Ayant plongé et mariné dans le chaudron des années 80 (j'avais à peine 11 ans au début de cette décennie et je ne suis toujours pas sorti dudit chaudron), je ne pouvais qu'adhérer à cette série produite par Netflix depuis l'été 2016. On peut dire ce qu'on veut mais cette plateforme ne diffuse pas que de la merde. Je laisse cet os à ronger à tous les trous du cul, les rageux comme disent les jeunes, qui se complaisent dans le négativisme forcené et j'en profite pour rendre à César, ce qui appartient à César : car si Netflix nous régale de ce feuilleton télévisuel fantastique, ce sont les frères Duffer (Matt et Ross) qui en sont les créateurs, les instigateurs.

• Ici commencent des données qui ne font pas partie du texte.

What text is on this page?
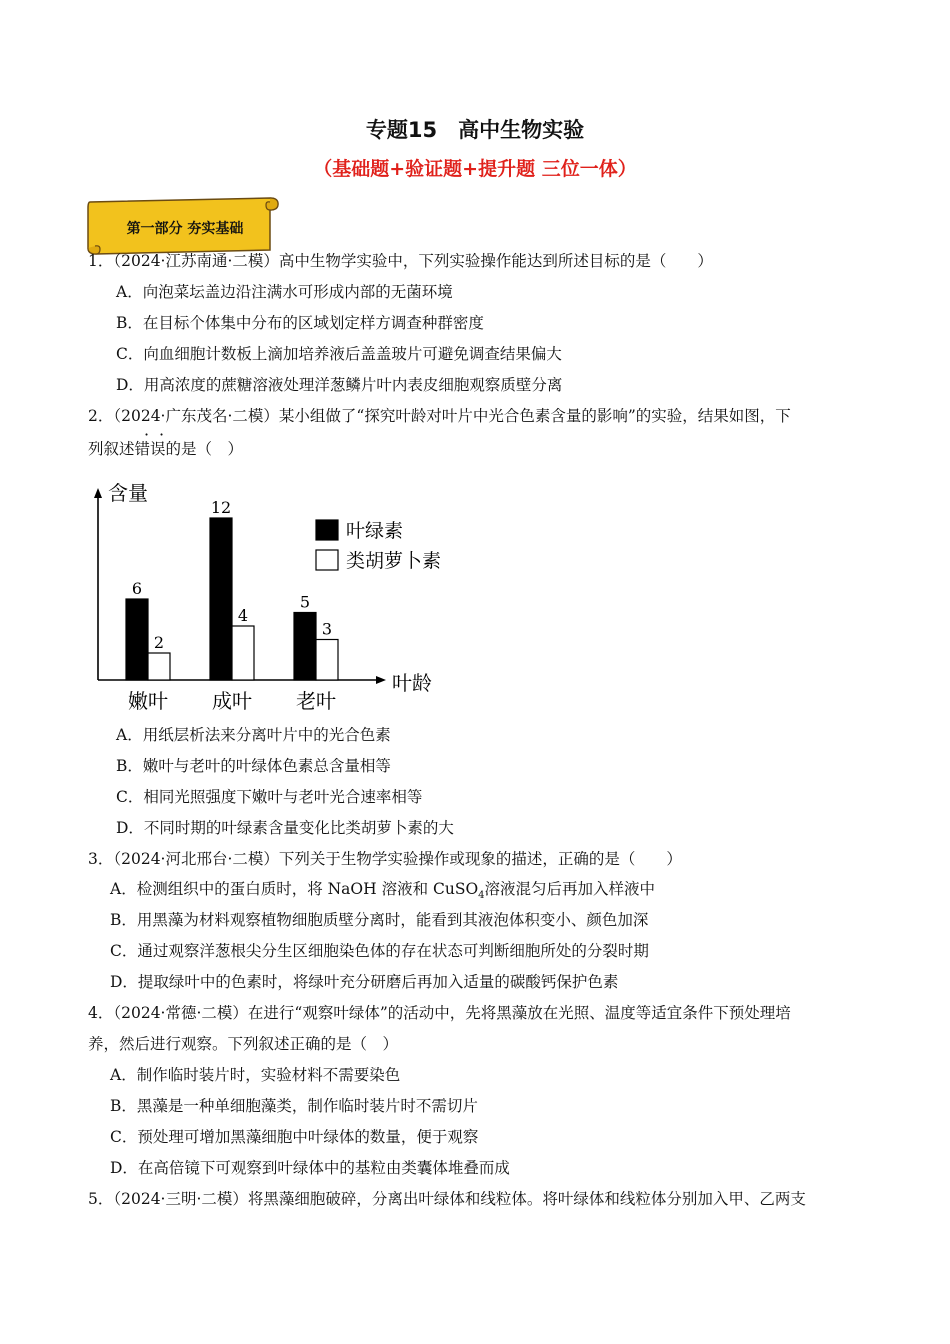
专题15　高中生物实验
（基础题+验证题+提升题 三位一体）
第一部分 夯实基础
1．（2024·江苏南通·二模）高中生物学实验中，下列实验操作能达到所述目标的是（　　）
A．向泡菜坛盖边沿注满水可形成内部的无菌环境
B．在目标个体集中分布的区域划定样方调查种群密度
C．向血细胞计数板上滴加培养液后盖盖玻片可避免调查结果偏大
D．用高浓度的蔗糖溶液处理洋葱鳞片叶内表皮细胞观察质壁分离
2．（2024·广东茂名·二模）某小组做了“探究叶龄对叶片中光合色素含量的影响”的实验，结果如图，下
列叙述错误的是（　）
· ·
含量
叶龄
6
2
嫩叶
12
4
成叶
5
3
老叶
叶绿素
类胡萝卜素
A．用纸层析法来分离叶片中的光合色素
B．嫩叶与老叶的叶绿体色素总含量相等
C．相同光照强度下嫩叶与老叶光合速率相等
D．不同时期的叶绿素含量变化比类胡萝卜素的大
3．（2024·河北邢台·二模）下列关于生物学实验操作或现象的描述，正确的是（　　）
A．检测组织中的蛋白质时，将 NaOH 溶液和 CuSO$_4$溶液混匀后再加入样液中
B．用黑藻为材料观察植物细胞质壁分离时，能看到其液泡体积变小、颜色加深
C．通过观察洋葱根尖分生区细胞染色体的存在状态可判断细胞所处的分裂时期
D．提取绿叶中的色素时，将绿叶充分研磨后再加入适量的碳酸钙保护色素
4．（2024·常德·二模）在进行“观察叶绿体”的活动中，先将黑藻放在光照、温度等适宜条件下预处理培
养，然后进行观察。下列叙述正确的是（　）
A．制作临时装片时，实验材料不需要染色
B．黑藻是一种单细胞藻类，制作临时装片时不需切片
C．预处理可增加黑藻细胞中叶绿体的数量，便于观察
D．在高倍镜下可观察到叶绿体中的基粒由类囊体堆叠而成
5．（2024·三明·二模）将黑藻细胞破碎，分离出叶绿体和线粒体。将叶绿体和线粒体分别加入甲、乙两支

Le pitch : une petite ville des États-Unis, Hawkins, quatre pré-ados type Club des 5/les Goonies en 1983, des scientifiques qui se prennent pour Dieu dans un labo secret, une fillette genre Carrie capable de télékinésie, télépathie et autres projections mentales et une dimension parallèle à la Silent Hill que nos protagonistes appelleront le Monde à l'Envers. Petit à petit et durant les huit épisodes se manifesteront deux autres protagonistes : la maman du petit Will disparu, incarnée par Winona Ryder (pour les plus vieux qui s'en souviennent, Edward aux Mains d'Argent, le Dracula de Coppola, Alien 4, etc ...) et le shériff de la petite ville citée plus haut dont le rôle revient à David Harbour (Black Widow, Thunderbolts, Hellboy, le reboot de 2009, la Guerre des Mondes, etc ...). Le tout servi avec une bande-son des morceaux de l'époque (Bowie, The Clash, Tiffany, Diana Ross, Kate Bush, Toto, The Bangles, Corey Hart, etc ...). Rien de surprenant donc, à ce que cette première saison pose le décor, les personnages et la bande-son avec huit épisodes d'environ une heure, chacun se visionnant facilement et sans temps mort.

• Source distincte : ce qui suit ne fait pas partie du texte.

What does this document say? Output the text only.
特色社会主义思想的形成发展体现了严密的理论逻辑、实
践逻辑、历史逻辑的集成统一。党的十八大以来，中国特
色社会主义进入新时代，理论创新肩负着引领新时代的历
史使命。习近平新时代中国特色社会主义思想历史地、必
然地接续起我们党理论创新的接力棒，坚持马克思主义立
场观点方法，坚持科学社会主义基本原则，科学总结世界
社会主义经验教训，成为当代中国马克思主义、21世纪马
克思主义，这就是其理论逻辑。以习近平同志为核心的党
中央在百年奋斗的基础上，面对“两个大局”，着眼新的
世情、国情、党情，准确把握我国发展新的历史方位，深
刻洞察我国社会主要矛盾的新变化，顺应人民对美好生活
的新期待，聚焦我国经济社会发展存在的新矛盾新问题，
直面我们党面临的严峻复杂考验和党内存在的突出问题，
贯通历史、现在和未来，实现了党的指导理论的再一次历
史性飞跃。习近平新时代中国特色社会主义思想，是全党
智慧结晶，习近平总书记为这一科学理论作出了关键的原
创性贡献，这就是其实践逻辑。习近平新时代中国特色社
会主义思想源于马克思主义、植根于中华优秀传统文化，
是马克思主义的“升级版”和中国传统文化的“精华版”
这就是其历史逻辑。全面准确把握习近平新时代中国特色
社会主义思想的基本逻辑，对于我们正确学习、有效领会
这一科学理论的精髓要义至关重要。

La saison 2 verra arriver de nouveaux personnages, certains intégreront la petite bande, d'autres remplaceront d'anciens méchants, enfin un nouveau monstre fera son apparition avec une volonté de dominer le monde, car le Monde à l'Envers, bien que la faille ait été refermée, existe toujours. Ainsi, un nouveau chapitre se déroule sur neuf épisodes emballés dans une bande-son toujours composée des morceaux de l'époque (Scorpions, Ray Parker Junior, Kiss, Bon Jovi, The Runaways, Police, etc ...).

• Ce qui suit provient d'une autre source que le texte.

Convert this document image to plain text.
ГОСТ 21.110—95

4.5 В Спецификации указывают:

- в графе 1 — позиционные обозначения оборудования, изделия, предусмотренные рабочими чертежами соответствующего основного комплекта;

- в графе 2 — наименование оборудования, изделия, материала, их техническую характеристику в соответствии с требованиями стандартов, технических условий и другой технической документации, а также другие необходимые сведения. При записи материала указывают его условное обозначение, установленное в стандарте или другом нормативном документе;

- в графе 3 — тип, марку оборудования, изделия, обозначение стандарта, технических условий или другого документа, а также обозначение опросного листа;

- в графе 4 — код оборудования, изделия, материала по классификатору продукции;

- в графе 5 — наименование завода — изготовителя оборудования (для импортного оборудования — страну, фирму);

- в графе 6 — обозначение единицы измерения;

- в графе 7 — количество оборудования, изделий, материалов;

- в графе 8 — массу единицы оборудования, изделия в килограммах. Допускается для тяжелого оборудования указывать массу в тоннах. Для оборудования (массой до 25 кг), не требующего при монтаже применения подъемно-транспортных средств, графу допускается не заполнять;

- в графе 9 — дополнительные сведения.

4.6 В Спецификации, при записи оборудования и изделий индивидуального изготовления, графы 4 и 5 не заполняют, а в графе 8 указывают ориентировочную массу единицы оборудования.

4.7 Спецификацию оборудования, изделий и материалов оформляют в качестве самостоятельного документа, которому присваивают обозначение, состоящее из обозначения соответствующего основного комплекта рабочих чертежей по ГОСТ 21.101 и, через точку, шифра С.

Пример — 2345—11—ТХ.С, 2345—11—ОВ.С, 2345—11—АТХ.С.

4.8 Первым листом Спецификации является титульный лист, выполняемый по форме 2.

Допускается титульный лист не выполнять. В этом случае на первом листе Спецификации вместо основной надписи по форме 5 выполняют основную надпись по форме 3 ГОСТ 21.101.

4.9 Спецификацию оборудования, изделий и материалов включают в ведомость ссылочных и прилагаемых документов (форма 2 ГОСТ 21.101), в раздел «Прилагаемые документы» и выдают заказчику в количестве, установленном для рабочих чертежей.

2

La saison 3 voit le Flagelleur Mental prendre forme et là, ça vire carrément dans le gore. Une nouvelle bataille s'engage entre le monstre et le club des 5 dans une sorte de chapitre 2, conclusion de la saison 2 avec, à cette lutte, une fin prévisible (à un détail près). Avec la quatrième saison, c'est l'apparition d'un nouveau méchant (Vecna/Mr. Quiproquo/Henry/001) et la réponse, la mise en lumière sur des zones d'ombres de l'histoire de Onze (alias Elfe, alias Jane), neuf épisodes qui s'enchaînent avec dynamisme et un nouveau personnage qui ne sera présent que le temps de cette saison (Eddie Munson) et qui aurait mérité un développement plus important (cette scène dans le dernier épisode sur le toit du mobil home avec sa guitare, terrible !). Autre bémol, le surjeu de Winona Ryder qui en fait des caisses quand elle se met en rogne (et le jeu de sa doubleuse française n'aide pas, sa voix est parfois insupportable, pour info, par le passé, elle a doublé Sarah Michelle Gellar dans Buffy contre les Vampires). Nouveau combat qui se solde avec une victoire en demi-teintes puisque l'un des protagonsites meurt et l'autre se retrouve plongée dans le coma. Quand à la bande-son, elle se fera moins flagrante, peut-être se fondra t-elle dans l'atmosphère de la série qui deviendra la signature de cette production avec ces lignes de claviers reconnaissables entre toutes.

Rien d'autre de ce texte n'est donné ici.